Say that you were seduced by the idea that we could break the Taliban and restore peace and stability to a country that badly needs it. Say these were worthy goals, because they are. Then say that we DID break the Taliban, because we did. Now, only Afghans can rebuild their country. With international support, they can try to become a functioning democracy.
Then explain that ending this war will not make us less secure, because our security is already endangered. Our security will be endangered as long as billions of people in the world don’t have access to clean water, proper nutrition and an education. Our lives will be threatened as long as some people in the world don’t have the right to choose their leaders and determine the course of their government. We will not be safe until everyone has the same opportunities to rise up out of abject poverty and oppression that Americans have had.
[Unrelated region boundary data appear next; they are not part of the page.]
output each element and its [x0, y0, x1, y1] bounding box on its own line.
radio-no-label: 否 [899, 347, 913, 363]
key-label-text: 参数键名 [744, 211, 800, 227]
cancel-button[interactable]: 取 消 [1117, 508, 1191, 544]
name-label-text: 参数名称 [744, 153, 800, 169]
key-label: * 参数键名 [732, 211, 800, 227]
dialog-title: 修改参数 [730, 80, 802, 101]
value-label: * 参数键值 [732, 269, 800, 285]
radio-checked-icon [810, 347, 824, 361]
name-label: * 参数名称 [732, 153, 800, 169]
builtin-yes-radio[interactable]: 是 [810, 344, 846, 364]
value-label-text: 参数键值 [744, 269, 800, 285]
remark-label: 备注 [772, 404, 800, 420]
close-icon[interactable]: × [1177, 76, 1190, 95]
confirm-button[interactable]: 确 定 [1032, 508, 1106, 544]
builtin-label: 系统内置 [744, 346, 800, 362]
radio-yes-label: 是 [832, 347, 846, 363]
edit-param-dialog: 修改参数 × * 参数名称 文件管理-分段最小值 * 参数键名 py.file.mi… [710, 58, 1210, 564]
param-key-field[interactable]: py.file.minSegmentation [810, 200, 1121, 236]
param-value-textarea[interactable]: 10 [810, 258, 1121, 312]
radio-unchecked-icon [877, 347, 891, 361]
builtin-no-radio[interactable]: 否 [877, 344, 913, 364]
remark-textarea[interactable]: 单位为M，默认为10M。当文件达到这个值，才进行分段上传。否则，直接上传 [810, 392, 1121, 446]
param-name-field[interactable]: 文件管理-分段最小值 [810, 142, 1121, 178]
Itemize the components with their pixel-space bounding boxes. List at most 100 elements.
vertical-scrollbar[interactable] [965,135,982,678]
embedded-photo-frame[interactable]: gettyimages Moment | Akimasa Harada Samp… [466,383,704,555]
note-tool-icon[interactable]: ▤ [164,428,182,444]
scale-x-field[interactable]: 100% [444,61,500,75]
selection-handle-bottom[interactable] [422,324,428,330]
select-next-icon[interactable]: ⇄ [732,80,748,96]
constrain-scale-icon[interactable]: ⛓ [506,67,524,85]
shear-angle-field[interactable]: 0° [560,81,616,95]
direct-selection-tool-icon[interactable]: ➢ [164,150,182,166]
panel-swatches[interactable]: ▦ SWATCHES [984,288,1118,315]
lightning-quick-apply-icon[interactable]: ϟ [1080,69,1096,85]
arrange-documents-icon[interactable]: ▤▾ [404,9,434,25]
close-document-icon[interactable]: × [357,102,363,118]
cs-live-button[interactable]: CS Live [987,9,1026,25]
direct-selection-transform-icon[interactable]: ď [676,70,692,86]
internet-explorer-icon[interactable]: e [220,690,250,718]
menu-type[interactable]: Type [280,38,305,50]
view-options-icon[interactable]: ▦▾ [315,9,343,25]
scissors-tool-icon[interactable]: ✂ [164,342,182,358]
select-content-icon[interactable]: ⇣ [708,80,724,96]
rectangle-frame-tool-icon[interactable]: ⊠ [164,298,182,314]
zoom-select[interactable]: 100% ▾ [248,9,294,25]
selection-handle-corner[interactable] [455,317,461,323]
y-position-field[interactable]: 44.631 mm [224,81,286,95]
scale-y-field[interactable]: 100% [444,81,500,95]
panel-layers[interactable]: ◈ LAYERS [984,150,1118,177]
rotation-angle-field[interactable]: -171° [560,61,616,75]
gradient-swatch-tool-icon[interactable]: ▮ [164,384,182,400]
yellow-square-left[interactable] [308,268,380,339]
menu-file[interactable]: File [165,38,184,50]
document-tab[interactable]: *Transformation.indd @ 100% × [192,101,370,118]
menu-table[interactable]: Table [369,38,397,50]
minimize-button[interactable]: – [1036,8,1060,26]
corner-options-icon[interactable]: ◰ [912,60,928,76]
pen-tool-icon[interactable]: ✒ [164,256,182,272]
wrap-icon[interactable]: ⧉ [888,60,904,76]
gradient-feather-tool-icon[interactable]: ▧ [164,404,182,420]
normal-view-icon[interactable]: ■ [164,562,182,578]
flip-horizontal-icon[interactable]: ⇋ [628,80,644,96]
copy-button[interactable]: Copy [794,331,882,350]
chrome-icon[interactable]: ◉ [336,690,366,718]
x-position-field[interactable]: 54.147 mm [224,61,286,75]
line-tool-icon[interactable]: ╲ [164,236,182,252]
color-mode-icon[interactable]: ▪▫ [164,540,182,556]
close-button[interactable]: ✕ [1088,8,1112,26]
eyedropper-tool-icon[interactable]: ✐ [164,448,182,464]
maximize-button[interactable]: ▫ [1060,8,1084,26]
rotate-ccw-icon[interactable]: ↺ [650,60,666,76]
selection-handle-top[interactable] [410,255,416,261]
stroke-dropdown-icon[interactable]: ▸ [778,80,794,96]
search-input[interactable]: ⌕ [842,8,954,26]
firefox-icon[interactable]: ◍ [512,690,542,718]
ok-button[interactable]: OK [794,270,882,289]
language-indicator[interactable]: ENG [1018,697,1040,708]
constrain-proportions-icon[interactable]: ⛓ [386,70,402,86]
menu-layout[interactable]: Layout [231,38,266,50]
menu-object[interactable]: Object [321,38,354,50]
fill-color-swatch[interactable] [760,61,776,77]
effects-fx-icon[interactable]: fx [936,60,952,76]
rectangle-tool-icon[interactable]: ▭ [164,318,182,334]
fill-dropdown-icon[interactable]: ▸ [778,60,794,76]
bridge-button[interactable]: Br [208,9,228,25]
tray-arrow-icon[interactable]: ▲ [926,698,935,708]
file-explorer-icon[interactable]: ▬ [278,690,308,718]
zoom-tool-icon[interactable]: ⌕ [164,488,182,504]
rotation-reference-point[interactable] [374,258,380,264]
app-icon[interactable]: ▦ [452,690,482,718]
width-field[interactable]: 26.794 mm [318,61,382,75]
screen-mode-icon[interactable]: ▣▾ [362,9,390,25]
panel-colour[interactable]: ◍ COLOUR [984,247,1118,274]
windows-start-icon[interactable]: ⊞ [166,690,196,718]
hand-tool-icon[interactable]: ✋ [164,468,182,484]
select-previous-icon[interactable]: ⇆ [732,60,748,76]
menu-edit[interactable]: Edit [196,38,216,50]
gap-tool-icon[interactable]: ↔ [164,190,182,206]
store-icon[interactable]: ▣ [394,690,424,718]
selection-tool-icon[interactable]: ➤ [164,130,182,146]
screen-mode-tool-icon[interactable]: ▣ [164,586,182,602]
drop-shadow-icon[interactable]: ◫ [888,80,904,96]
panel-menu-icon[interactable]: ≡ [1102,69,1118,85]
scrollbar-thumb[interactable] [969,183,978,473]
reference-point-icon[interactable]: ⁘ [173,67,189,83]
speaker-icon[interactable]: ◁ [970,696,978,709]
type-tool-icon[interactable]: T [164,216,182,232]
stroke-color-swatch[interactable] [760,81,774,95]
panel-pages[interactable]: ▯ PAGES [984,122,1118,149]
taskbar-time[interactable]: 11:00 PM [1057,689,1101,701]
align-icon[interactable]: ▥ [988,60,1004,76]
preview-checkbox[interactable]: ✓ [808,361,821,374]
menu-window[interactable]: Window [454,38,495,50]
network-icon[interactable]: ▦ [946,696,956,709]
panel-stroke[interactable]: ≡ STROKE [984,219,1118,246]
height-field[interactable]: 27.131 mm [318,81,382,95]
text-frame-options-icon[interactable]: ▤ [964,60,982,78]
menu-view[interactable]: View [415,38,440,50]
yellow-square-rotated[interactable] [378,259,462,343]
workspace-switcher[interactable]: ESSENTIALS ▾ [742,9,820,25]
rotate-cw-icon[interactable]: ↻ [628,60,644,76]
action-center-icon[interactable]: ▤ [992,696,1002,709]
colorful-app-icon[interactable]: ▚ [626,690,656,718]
Explain that killing people isn’t going to stop people from killing people. As a strategy, that has failed humanity miserably. Historically, it has backfired, and the world is less safe. The only means to ending terrorism is education, opportunity and a combination of police and intelligence efforts. We can stop specific acts of violence with vigilance and arrests, but we will only overcome their idea with a better idea.
The world didn’t stop pro-communist radicals by bombing towns. A better idea won. The IRA wasn’t defeated by sending in secret commandos. Political inclusion and accommodation of a different opinion brought peace.
I used to think the aftermath of Sept. 11 was a teachable moment completely wasted. It was a chance to show that our country actually is the shining light it claims to be. Instead, we snuffed out the light and set off in the dark with guns firing. Shame on us.
Now I see there’s still a chance to teach. You can use the WikiLeaks papers to explain that our war in Afghanistan is wrong because of what it does to us. It turns us into them. Governments lie to their people and commit atrocities — pointless atrocities, because they make things worse rather than serving the good.
Say you were wrong about Afghanistan, Mr. President. Tell Americans that instead of acting like the enemy, we’ll finally hold ourselves to a higher standard. Only then will we have a fighting chance against terrorism.